Its two weeks since the poison entered my body and I still feel as if I am suffering from the side effects, but not sickness or ulcer etc, although I have a pair of lips covered in cold sores. My shoulders ache, my neck aches, my chest is heavy and hurts, my boobs - well I just don't want to go there.
I am still tired, although I have been a little busy this week, popping into work, having a couple of meetings etc and going to healing. A little bit of a cold is lingering in the background too.
I can't remember whether its normal to still feel this way, I hope it passes once the chemo stops because the thoughts of living with this additional painload isn't an exciting prospect.
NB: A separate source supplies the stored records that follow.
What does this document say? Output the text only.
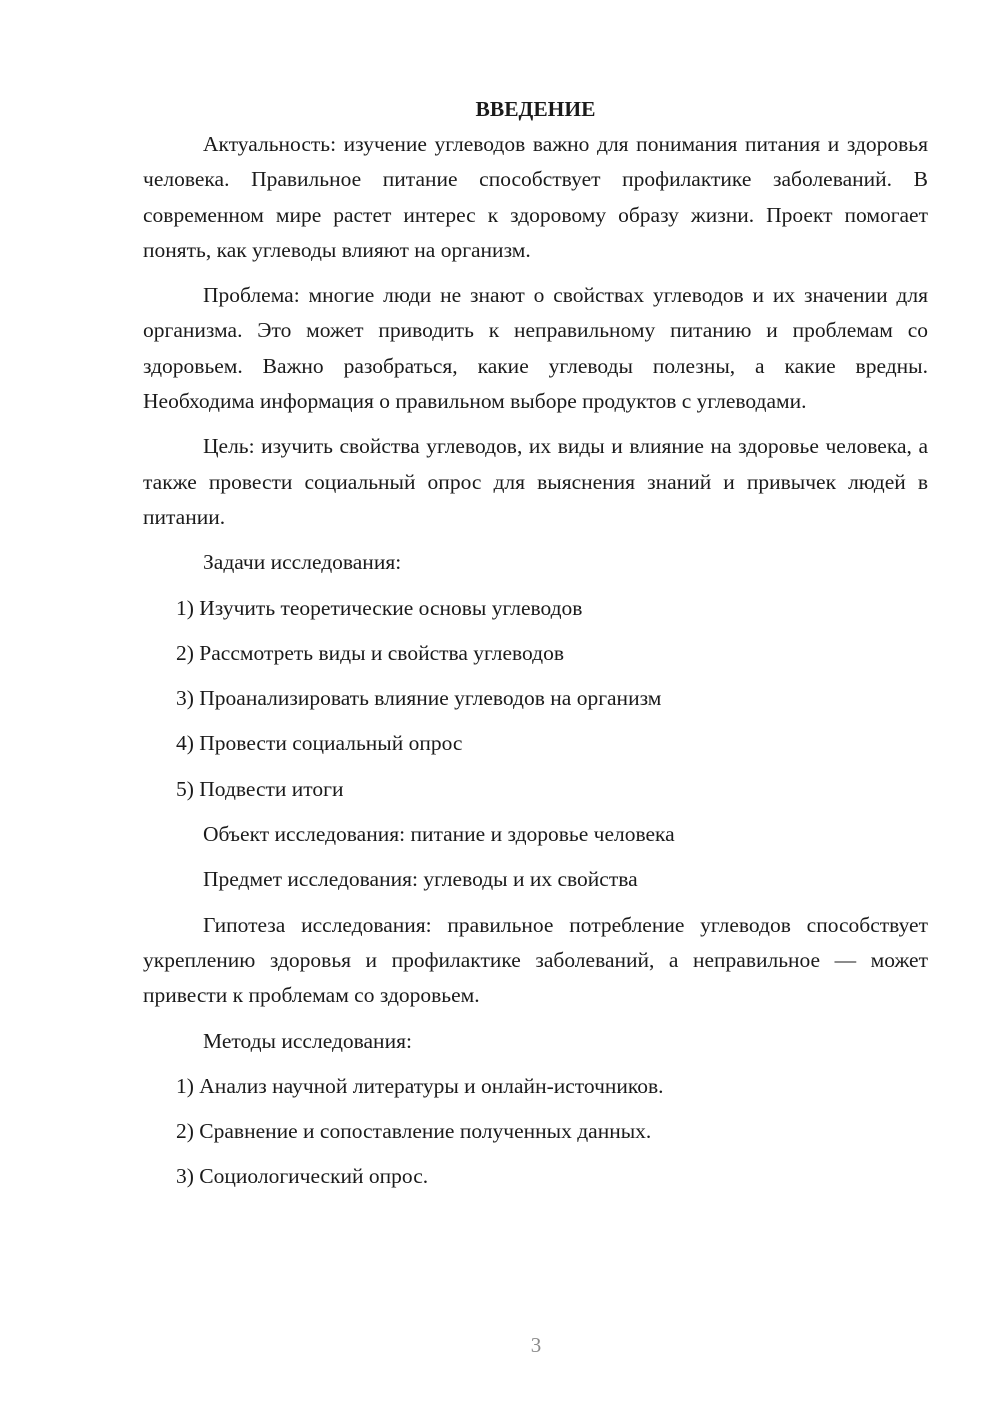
ВВЕДЕНИЕ

Актуальность: изучение углеводов важно для понимания питания и здоровья человека. Правильное питание способствует профилактике заболеваний. В современном мире растет интерес к здоровому образу жизни. Проект помогает понять, как углеводы влияют на организм.

Проблема: многие люди не знают о свойствах углеводов и их значении для организма. Это может приводить к неправильному питанию и проблемам со здоровьем. Важно разобраться, какие углеводы полезны, а какие вредны. Необходима информация о правильном выборе продуктов с углеводами.

Цель: изучить свойства углеводов, их виды и влияние на здоровье человека, а также провести социальный опрос для выяснения знаний и привычек людей в питании.

Задачи исследования:

1) Изучить теоретические основы углеводов
2) Рассмотреть виды и свойства углеводов
3) Проанализировать влияние углеводов на организм
4) Провести социальный опрос
5) Подвести итоги

Объект исследования: питание и здоровье человека

Предмет исследования: углеводы и их свойства

Гипотеза исследования: правильное потребление углеводов способствует укреплению здоровья и профилактике заболеваний, а неправильное — может привести к проблемам со здоровьем.

Методы исследования:

1) Анализ научной литературы и онлайн-источников.
2) Сравнение и сопоставление полученных данных.
3) Социологический опрос.
3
I am on the edge of deciding to go back private for my chemotherapy, my works insurance covers me for this, but then I wanted to have an MDT team and going back to a private oncologist will lose this, although I'm not sure whether I have a team or not. If I go private I can have the chemo at home, back up isn't there if something goes wrong as I would still need to go to hospital, but at the same time I have a nurse on the end of a telephone at all times.
It is a tough decision, brought on only because of the cannula and the dreary room we have at Bishop Auckland. I left a message with my NHS oncologists secretary to ask if I could receive the chemo privately but still see my NHS oncologist to ensure things were ok, she told me he is fighting to keep the NHS and doubts he would help. I can understand this, I don't want to lose the NHS for anyone, in fact I think a lot more money should go in to it, but at the same time they should lose a lot of middle managers and top ones, bring back ERN's and have Auxiliaries do the duties they did before. So much waste and the patient and working staff always lose out.
As we drove back from hubbys appointment last night it dawned on me that we had to fight for this 3rd line of chemo, he said radiotherapy would probably be out of the question due to cost etc and that trials would be the only thing open to me. Well if I go down a trial route I don't see him as an oncologist, if this doesn't work he isn't going to offer anything else so why do I need him? Questions that I have no idea who to get answers from.
My chemo is next week, so if I am to do something it will need to be arranged Monday or Tuesday, I don't want my chemo day changing as it hits well if I ulcerate, unless, of course, it is a Friday which gives me a guarantee that I won't be bad on a Saturday or Sunday.
Whichever route I go I know I will question it, but then not many oncologists really do want a mesothelioma patient on their books, we cost quite a bit and we can't guarantee we will stick around for a long time.